= Maurice of Kirkham =

Maurice of Kirkham (died after 1174) was an English Augustinian canon, Christian Hebraist and theologian. His dates are uncertain. He was serving as the prior of Kirkham when he wrote the Latin treatise Contra Salomitas (Against the Salomites) in the years 1169–1177.

==Sources==
Maurice's life and very existence are known only through the sole surviving copy of the long version of Contra Salomitas in a 15th-century manuscript (now Oxford, Bodleian Library, MS Hatton 92). A short version of the same treatise is found in a 12th-century manuscript (now Oxford, Lincoln College, MS Lat. 27), but this copy identifies its author only by the initial M. In the Hatton manuscript, Contra Salomitas is accompanied by a letter addressed by Maurice to his archbishop, Roger de Pont L'Évêque, and by an exchange of rhyming verses between the two. Further evidence of Maurice's dates comes from his references to Bishop Bartholomew of Exeter and Cuthbert, prior of Gisborough before 1184.

==Life==
According to his own account, Maurice was 65 years old when he wrote to Archbishop Roger shortly after 1171. This would place his birth around 1107–1109. He studied Hebrew for three years in his youth and copies of some Hebrew psalters that had belonged to Archbishop Gerard of York, which he claims won the admiration of the Jews of York.

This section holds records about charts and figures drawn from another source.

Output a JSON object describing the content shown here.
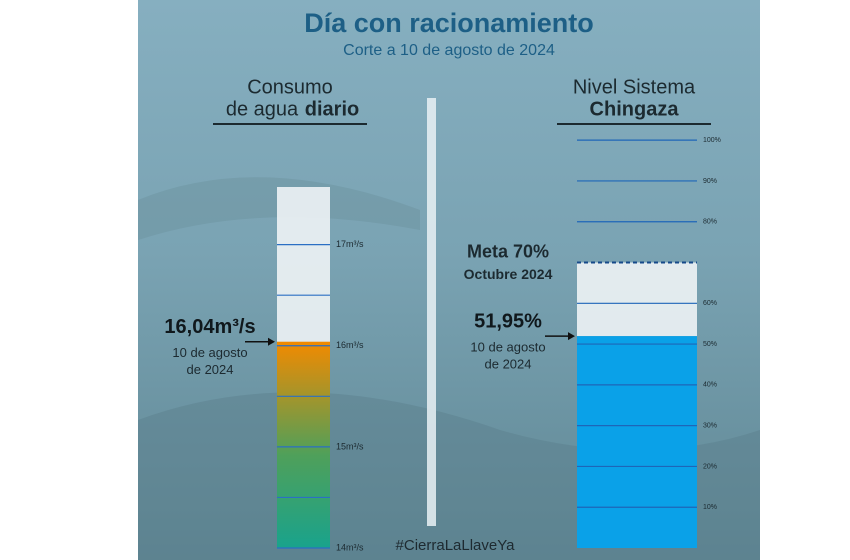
{
  "title": "Día con racionamiento",
  "subtitle": "Corte a 10 de agosto de 2024",
  "hashtag": "#CierraLaLlaveYa",
  "chart_data": [
    {
      "type": "gauge",
      "title_light": [
        "Consumo",
        "de agua"
      ],
      "title_bold": "diario",
      "value": 16.04,
      "value_label": "16,04m³/s",
      "value_note": [
        "10 de agosto",
        "de 2024"
      ],
      "ylim": [
        14,
        17.57
      ],
      "yticks": [
        {
          "value": 14,
          "label": "14m³/s"
        },
        {
          "value": 15,
          "label": "15m³/s"
        },
        {
          "value": 16,
          "label": "16m³/s"
        },
        {
          "value": 17,
          "label": "17m³/s"
        }
      ],
      "minor_ticks": [
        14.5,
        15.5,
        16.5
      ],
      "colors": [
        "#f28a00",
        "#19a38c"
      ]
    },
    {
      "type": "gauge",
      "title_light": [
        "Nivel Sistema"
      ],
      "title_bold": "Chingaza",
      "value": 51.95,
      "value_label": "51,95%",
      "value_note": [
        "10 de agosto",
        "de 2024"
      ],
      "target": 70,
      "target_label": "Meta 70%",
      "target_note": "Octubre 2024",
      "ylim": [
        0,
        102
      ],
      "yticks": [
        {
          "value": 10,
          "label": "10%"
        },
        {
          "value": 20,
          "label": "20%"
        },
        {
          "value": 30,
          "label": "30%"
        },
        {
          "value": 40,
          "label": "40%"
        },
        {
          "value": 50,
          "label": "50%"
        },
        {
          "value": 60,
          "label": "60%"
        },
        {
          "value": 80,
          "label": "80%"
        },
        {
          "value": 90,
          "label": "90%"
        },
        {
          "value": 100,
          "label": "100%"
        }
      ],
      "colors": [
        "#0aa1e8"
      ]
    }
  ]
}
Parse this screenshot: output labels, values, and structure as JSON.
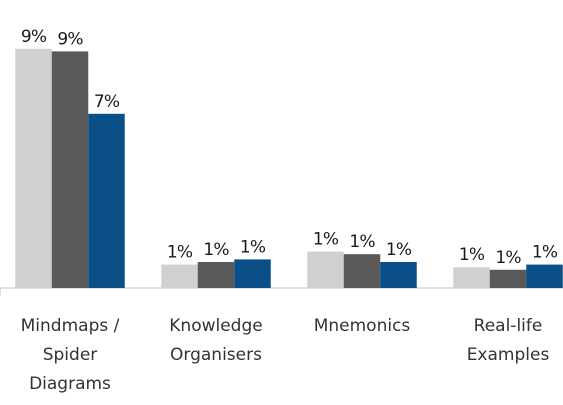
{
  "chart_data": {
    "type": "bar",
    "categories": [
      "Mindmaps / Spider Diagrams",
      "Knowledge Organisers",
      "Mnemonics",
      "Real-life Examples"
    ],
    "series": [
      {
        "color": "#d0d0d0",
        "values": [
          9.2,
          0.9,
          1.4,
          0.8
        ],
        "value_labels": [
          "9%",
          "1%",
          "1%",
          "1%"
        ]
      },
      {
        "color": "#595959",
        "values": [
          9.1,
          1.0,
          1.3,
          0.7
        ],
        "value_labels": [
          "9%",
          "1%",
          "1%",
          "1%"
        ]
      },
      {
        "color": "#0b4f88",
        "values": [
          6.7,
          1.1,
          1.0,
          0.9
        ],
        "value_labels": [
          "7%",
          "1%",
          "1%",
          "1%"
        ]
      }
    ]
  }
}
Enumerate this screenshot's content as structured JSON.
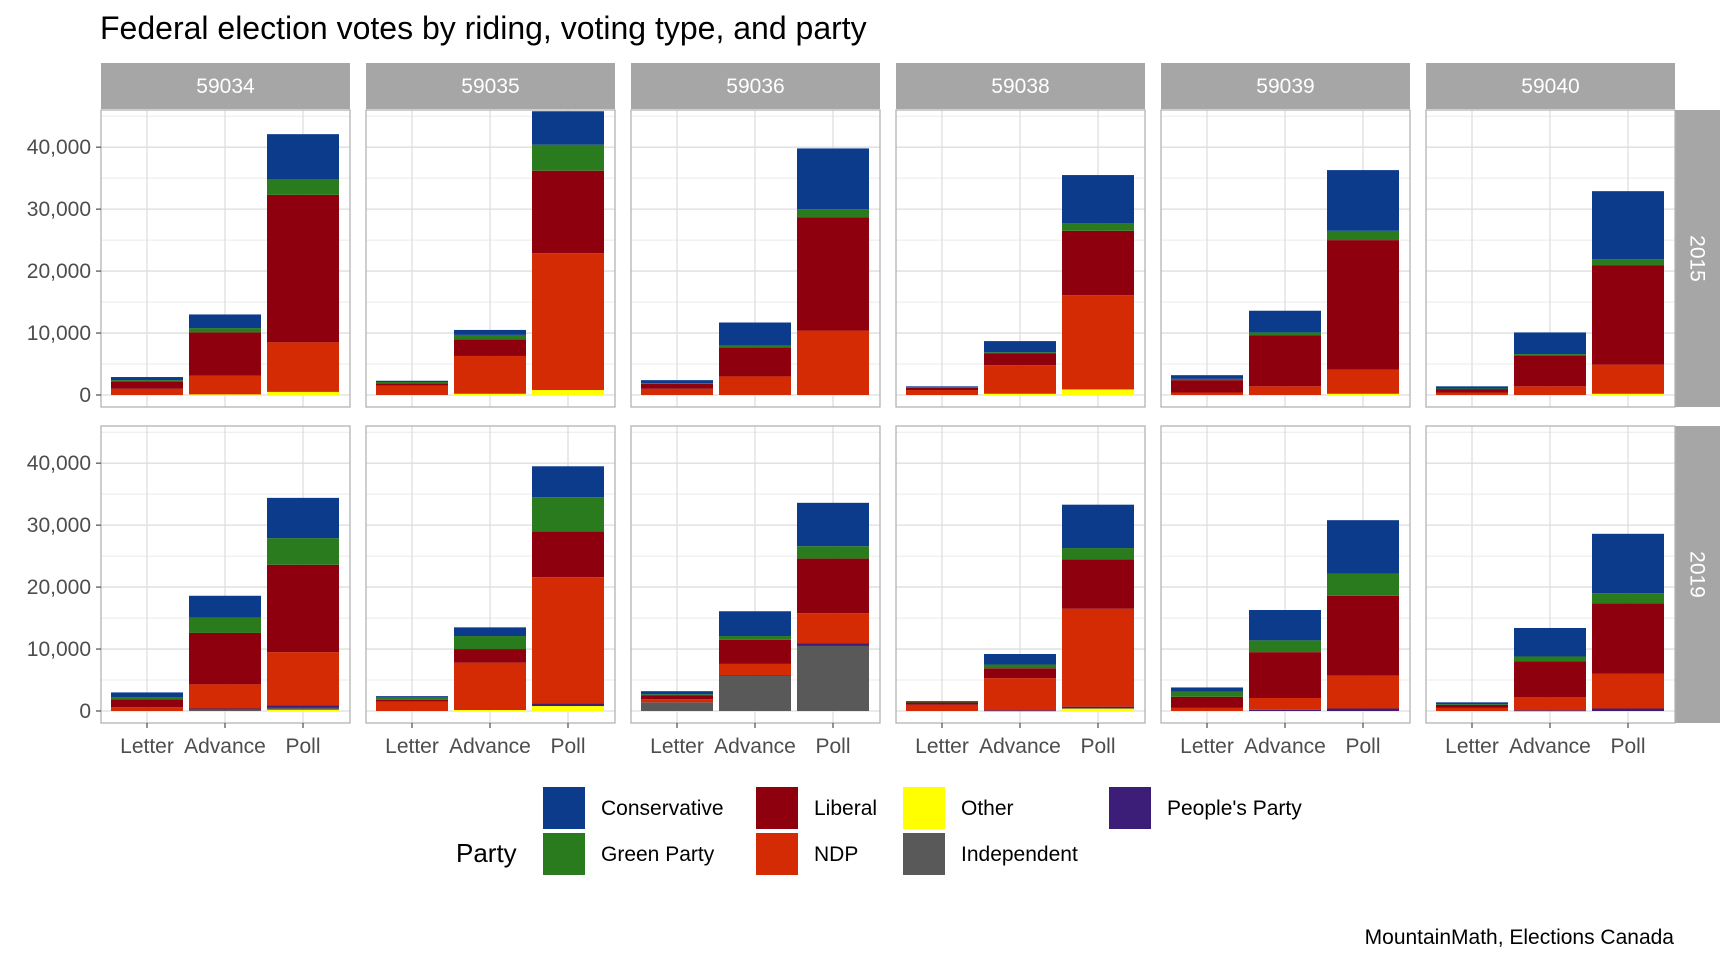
{
  "title": "Federal election votes by riding, voting type, and party",
  "caption": "MountainMath, Elections Canada",
  "legend": {
    "title": "Party",
    "items": [
      {
        "label": "Conservative",
        "color": "#0d3b8c"
      },
      {
        "label": "Green Party",
        "color": "#2a7a1e"
      },
      {
        "label": "Liberal",
        "color": "#8f000e"
      },
      {
        "label": "NDP",
        "color": "#d42b04"
      },
      {
        "label": "Other",
        "color": "#ffff00"
      },
      {
        "label": "Independent",
        "color": "#595959"
      },
      {
        "label": "People's Party",
        "color": "#3c1e78"
      }
    ]
  },
  "chart_data": {
    "type": "bar",
    "stacked": true,
    "facet_columns": [
      "59034",
      "59035",
      "59036",
      "59038",
      "59039",
      "59040"
    ],
    "facet_rows": [
      "2015",
      "2019"
    ],
    "categories": [
      "Letter",
      "Advance",
      "Poll"
    ],
    "y_ticks": [
      "0",
      "10,000",
      "20,000",
      "30,000",
      "40,000"
    ],
    "ylim": [
      0,
      46000
    ],
    "grid": true,
    "legend_position": "bottom",
    "stack_order": [
      "Other",
      "Independent",
      "People's Party",
      "NDP",
      "Liberal",
      "Green Party",
      "Conservative"
    ],
    "panels": [
      {
        "riding": "59034",
        "year": "2015",
        "bars": [
          {
            "category": "Letter",
            "values": {
              "NDP": 1000,
              "Liberal": 1200,
              "Green Party": 200,
              "Conservative": 500
            }
          },
          {
            "category": "Advance",
            "values": {
              "Other": 100,
              "NDP": 3000,
              "Liberal": 7000,
              "Green Party": 700,
              "Conservative": 2200
            }
          },
          {
            "category": "Poll",
            "values": {
              "Other": 500,
              "NDP": 8000,
              "Liberal": 23800,
              "Green Party": 2500,
              "Conservative": 7300
            }
          }
        ]
      },
      {
        "riding": "59035",
        "year": "2015",
        "bars": [
          {
            "category": "Letter",
            "values": {
              "NDP": 1500,
              "Liberal": 400,
              "Green Party": 200,
              "Conservative": 200
            }
          },
          {
            "category": "Advance",
            "values": {
              "Other": 200,
              "NDP": 6100,
              "Liberal": 2700,
              "Green Party": 700,
              "Conservative": 800
            }
          },
          {
            "category": "Poll",
            "values": {
              "Other": 800,
              "NDP": 22100,
              "Liberal": 13300,
              "Green Party": 4200,
              "Conservative": 5400
            }
          }
        ]
      },
      {
        "riding": "59036",
        "year": "2015",
        "bars": [
          {
            "category": "Letter",
            "values": {
              "NDP": 1000,
              "Liberal": 800,
              "Green Party": 100,
              "Conservative": 500
            }
          },
          {
            "category": "Advance",
            "values": {
              "NDP": 3000,
              "Liberal": 4700,
              "Green Party": 300,
              "Conservative": 3700
            }
          },
          {
            "category": "Poll",
            "values": {
              "NDP": 10400,
              "Liberal": 18300,
              "Green Party": 1300,
              "Conservative": 9800
            }
          }
        ]
      },
      {
        "riding": "59038",
        "year": "2015",
        "bars": [
          {
            "category": "Letter",
            "values": {
              "NDP": 800,
              "Liberal": 400,
              "Green Party": 50,
              "Conservative": 150
            }
          },
          {
            "category": "Advance",
            "values": {
              "Other": 200,
              "NDP": 4600,
              "Liberal": 1900,
              "Green Party": 200,
              "Conservative": 1800
            }
          },
          {
            "category": "Poll",
            "values": {
              "Other": 900,
              "NDP": 15200,
              "Liberal": 10400,
              "Green Party": 1200,
              "Conservative": 7800
            }
          }
        ]
      },
      {
        "riding": "59039",
        "year": "2015",
        "bars": [
          {
            "category": "Letter",
            "values": {
              "NDP": 400,
              "Liberal": 2000,
              "Green Party": 200,
              "Conservative": 600
            }
          },
          {
            "category": "Advance",
            "values": {
              "NDP": 1400,
              "Liberal": 8200,
              "Green Party": 500,
              "Conservative": 3500
            }
          },
          {
            "category": "Poll",
            "values": {
              "Other": 200,
              "NDP": 3900,
              "Liberal": 20900,
              "Green Party": 1500,
              "Conservative": 9800
            }
          }
        ]
      },
      {
        "riding": "59040",
        "year": "2015",
        "bars": [
          {
            "category": "Letter",
            "values": {
              "NDP": 400,
              "Liberal": 600,
              "Green Party": 50,
              "Conservative": 350
            }
          },
          {
            "category": "Advance",
            "values": {
              "NDP": 1400,
              "Liberal": 5000,
              "Green Party": 200,
              "Conservative": 3500
            }
          },
          {
            "category": "Poll",
            "values": {
              "Other": 200,
              "NDP": 4700,
              "Liberal": 16000,
              "Green Party": 1000,
              "Conservative": 11000
            }
          }
        ]
      },
      {
        "riding": "59034",
        "year": "2019",
        "bars": [
          {
            "category": "Letter",
            "values": {
              "NDP": 600,
              "Liberal": 1300,
              "Green Party": 300,
              "Conservative": 800
            }
          },
          {
            "category": "Advance",
            "values": {
              "Independent": 200,
              "People's Party": 200,
              "NDP": 3900,
              "Liberal": 8300,
              "Green Party": 2500,
              "Conservative": 3500
            }
          },
          {
            "category": "Poll",
            "values": {
              "Other": 200,
              "Independent": 300,
              "People's Party": 400,
              "NDP": 8600,
              "Liberal": 14100,
              "Green Party": 4300,
              "Conservative": 6500
            }
          }
        ]
      },
      {
        "riding": "59035",
        "year": "2019",
        "bars": [
          {
            "category": "Letter",
            "values": {
              "NDP": 1500,
              "Liberal": 300,
              "Green Party": 400,
              "Conservative": 200
            }
          },
          {
            "category": "Advance",
            "values": {
              "Other": 200,
              "People's Party": 100,
              "NDP": 7500,
              "Liberal": 2200,
              "Green Party": 2100,
              "Conservative": 1400
            }
          },
          {
            "category": "Poll",
            "values": {
              "Other": 800,
              "People's Party": 400,
              "NDP": 20400,
              "Liberal": 7400,
              "Green Party": 5500,
              "Conservative": 5000
            }
          }
        ]
      },
      {
        "riding": "59036",
        "year": "2019",
        "bars": [
          {
            "category": "Letter",
            "values": {
              "Independent": 1400,
              "NDP": 500,
              "Liberal": 600,
              "Green Party": 200,
              "Conservative": 500
            }
          },
          {
            "category": "Advance",
            "values": {
              "Independent": 5700,
              "People's Party": 100,
              "NDP": 1800,
              "Liberal": 3900,
              "Green Party": 600,
              "Conservative": 4000
            }
          },
          {
            "category": "Poll",
            "values": {
              "Independent": 10500,
              "People's Party": 400,
              "NDP": 4900,
              "Liberal": 8800,
              "Green Party": 2000,
              "Conservative": 7000
            }
          }
        ]
      },
      {
        "riding": "59038",
        "year": "2019",
        "bars": [
          {
            "category": "Letter",
            "values": {
              "NDP": 1000,
              "Liberal": 400,
              "Green Party": 100,
              "Conservative": 100
            }
          },
          {
            "category": "Advance",
            "values": {
              "People's Party": 100,
              "NDP": 5200,
              "Liberal": 1600,
              "Green Party": 600,
              "Conservative": 1700
            }
          },
          {
            "category": "Poll",
            "values": {
              "Other": 400,
              "People's Party": 300,
              "NDP": 15800,
              "Liberal": 8000,
              "Green Party": 1800,
              "Conservative": 7000
            }
          }
        ]
      },
      {
        "riding": "59039",
        "year": "2019",
        "bars": [
          {
            "category": "Letter",
            "values": {
              "NDP": 500,
              "Liberal": 1800,
              "Green Party": 800,
              "Conservative": 700
            }
          },
          {
            "category": "Advance",
            "values": {
              "People's Party": 200,
              "NDP": 1900,
              "Liberal": 7400,
              "Green Party": 1900,
              "Conservative": 4900
            }
          },
          {
            "category": "Poll",
            "values": {
              "People's Party": 400,
              "NDP": 5300,
              "Liberal": 12900,
              "Green Party": 3600,
              "Conservative": 8600
            }
          }
        ]
      },
      {
        "riding": "59040",
        "year": "2019",
        "bars": [
          {
            "category": "Letter",
            "values": {
              "NDP": 500,
              "Liberal": 500,
              "Green Party": 100,
              "Conservative": 300
            }
          },
          {
            "category": "Advance",
            "values": {
              "People's Party": 100,
              "NDP": 2100,
              "Liberal": 5800,
              "Green Party": 800,
              "Conservative": 4600
            }
          },
          {
            "category": "Poll",
            "values": {
              "People's Party": 400,
              "NDP": 5600,
              "Liberal": 11400,
              "Green Party": 1600,
              "Conservative": 9600
            }
          }
        ]
      }
    ]
  }
}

Maurice succeeded Prior Geoffrey sometime between 1148 and 1153. At the time of his letter to Archbishop Roger, he had been at Kirkham for 53 years. In that correspondence, he reveals that he had raised the issue of the Salomite heresy at the Council of Tours convoked and attended by Pope Alexander III in 1163 and a little earlier at a local council in Northampton.

That Maurice died after 1174 may be implied by his reference to Bernard of Clairvaux as a saint (sanctus), since Bernard was canonzied in that year. He was succeeded as prior by Drogo, who died between 1188 and 1191.

It has been suggested that the Maurice to whom Walter Daniel dedicated his Life of Ailred of Rievaulx shortly after 1167 may be the prior of Kirkham. Walter wrote seeking information about Ailred, who had become abbot of Rievaulx in 1147. Rievaulx had been founded in 1132 by Walter Espec, who had earlier founded Kirkham in 1121.

==Works==
Contra Salomitas is addressed to Gilbert of Sempringham, who died in 1189. It refers to a previous letter sent by Maurice to Gilbert. It is divided into a prologue and five chapters. The longer version appears to be later than the shorter.

Contra Salomitas was written to refute the Salomites, who claimed that Saint Anne, the mother of the Virgin Mary, was married three times and that her third husband was the disciple known from the gospels as Salome. To refute this view, he cites numerous authorities, including such early writers as Josephus and the fathers Irenaeus, Polycrates and Hegesippus, whom he knew through Eusebius. He recognized Hegesippus as "older than all of these" and asserted that he had met James, brother of Jesus. His most important source, however, is Jerome's Adversus Helvidium. Maurice was a careful and attentive reader, correctly distinguishing the Isidore who wrote Liber de ortu et obitu patriarcharum from Isidore of Seville.

Maurice uses his Hebrew learning to show that the name Salome is feminine, that its masculine equivalent is Solomon and that, like English names, it is not declined. According to M. R. James, "indubitably Prior Maurice was on the side of truth and common sense."

In his letter to Archbishop Roger, Maurice sought to correct a misunderstanding. In the exchange of "very bad Latin rhymes", Roger recognizes his error.